PENSACOLA–Baptism is a special act of obedience for those who choose to follow Jesus, symbolizing the death of an old sin-filled life, and the newness of life found in Christ. By its very nature, baptism takes a personal decision and makes it public.
But during this time with the threat of a highly contagious virus, churches are being a little more cautious with all their activities, including baptisms.
For Pensacola’s Hillcrest Baptist Church that means social distancing and limiting the number of people in the baptismal waiting areas. Precautions also include spreading out the number of baptisms per week, but not hindering them altogether.
There has been no shortage of decisions for Christ during these uncertain times.
Pastor Jim Locke recalled visiting with a senior adult woman several weeks ago “who was the ‘one’ of a Hillcrest member as a result of our ‘Who’s Your One?’ emphasis.” The member had built a great relationship with her friend, he said, “but asked if I could help articulate the plan of salvation with her, and I was delighted to do so.”
The third Sunday in August is typically a Baptism Celebration at Hillcrest, when the church sponsors mass baptisms on the beach. This year, however, pandemic-related rules about large crowds on the beach canceled their oceanside plans.
Instead, 11 people with pre-scheduled baptisms stirred baptismal waters that day across several of Hillcrest’s campuses. A 12th person–a man– came forward that day.
“He indicated that he felt convicted during the first service, needed to respond to the message of repentance and salvation, and then, in regards baptism,” the pastor recalled. The new believer then asked the pastor, “Why would I wait.”
He was baptized at the end of the second service.
Jonathan Russell, pastor of First Baptist Church in Milton, has seen several life-altering decisions since March, when the pandemic first arrived.

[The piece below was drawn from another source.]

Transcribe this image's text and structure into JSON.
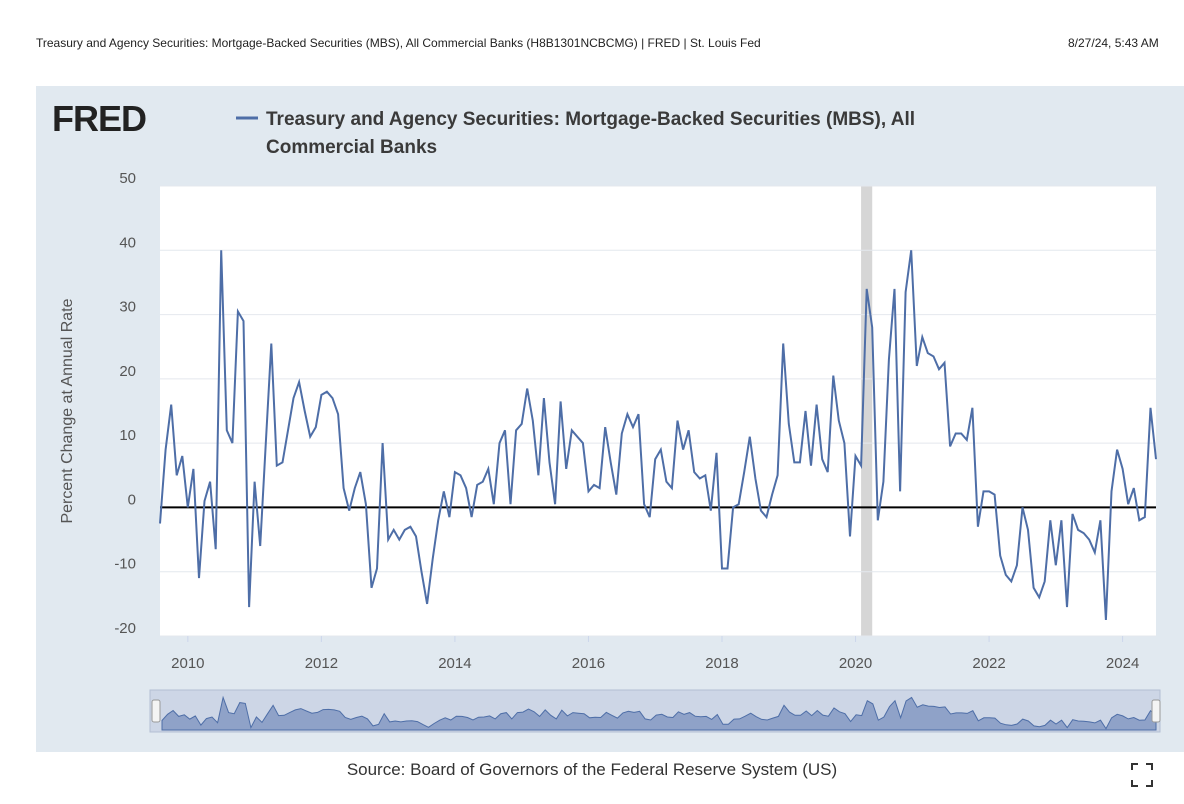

“I recently preached a series from 1 John,” said Russell. “The stated goal of each message was to provide a space for the Holy Spirit to bring each person who heard it to either a point of conviction–for those who did not have a relationship with Christ–or a point of comfort–for those who had a relationship with Christ to be assured of that relationship.”
For one member, conviction set in as she listened online to the first message in the series.
“Though she considered herself a ‘good’ person, the Holy Spirit brought her to a point of conviction where she realized she was basing her relationship with Christ on her works for him, not his work for her,” the pastor explained.
She chose to trust in the Lord completely and follow through in baptism, he reported.
A few days later, a young woman met with Pastor Russell to tell him that she was unsure of her salvation. She had been baptized in her teenage years, she explained, but came to understand later the baptism came from peer pressure and never signified a personal decision to follow the Lord.
“During this series through 1 John, she came to the realization that she had not repented of her sins when she was first baptized. She recalled a time during the summer when she truly repented, and she wanted to be baptized as a testimony of how her sins were buried and how God had given her new life,” Russell said.
In this COVID-19 world, baptism remains ever important as life continues to look different and unpredictable with each passing day.
“As people look at the tension that exists in our culture with racial injustice, a hostile political climate, and a worldwide pandemic, they are seeking something that is stable, unchanging, and reliable,” Russell said.
“It seems the only place they can find such a reality is from a posture of faith, because our God and his Word are indeed the only unchanging realities in an ever-changing world.”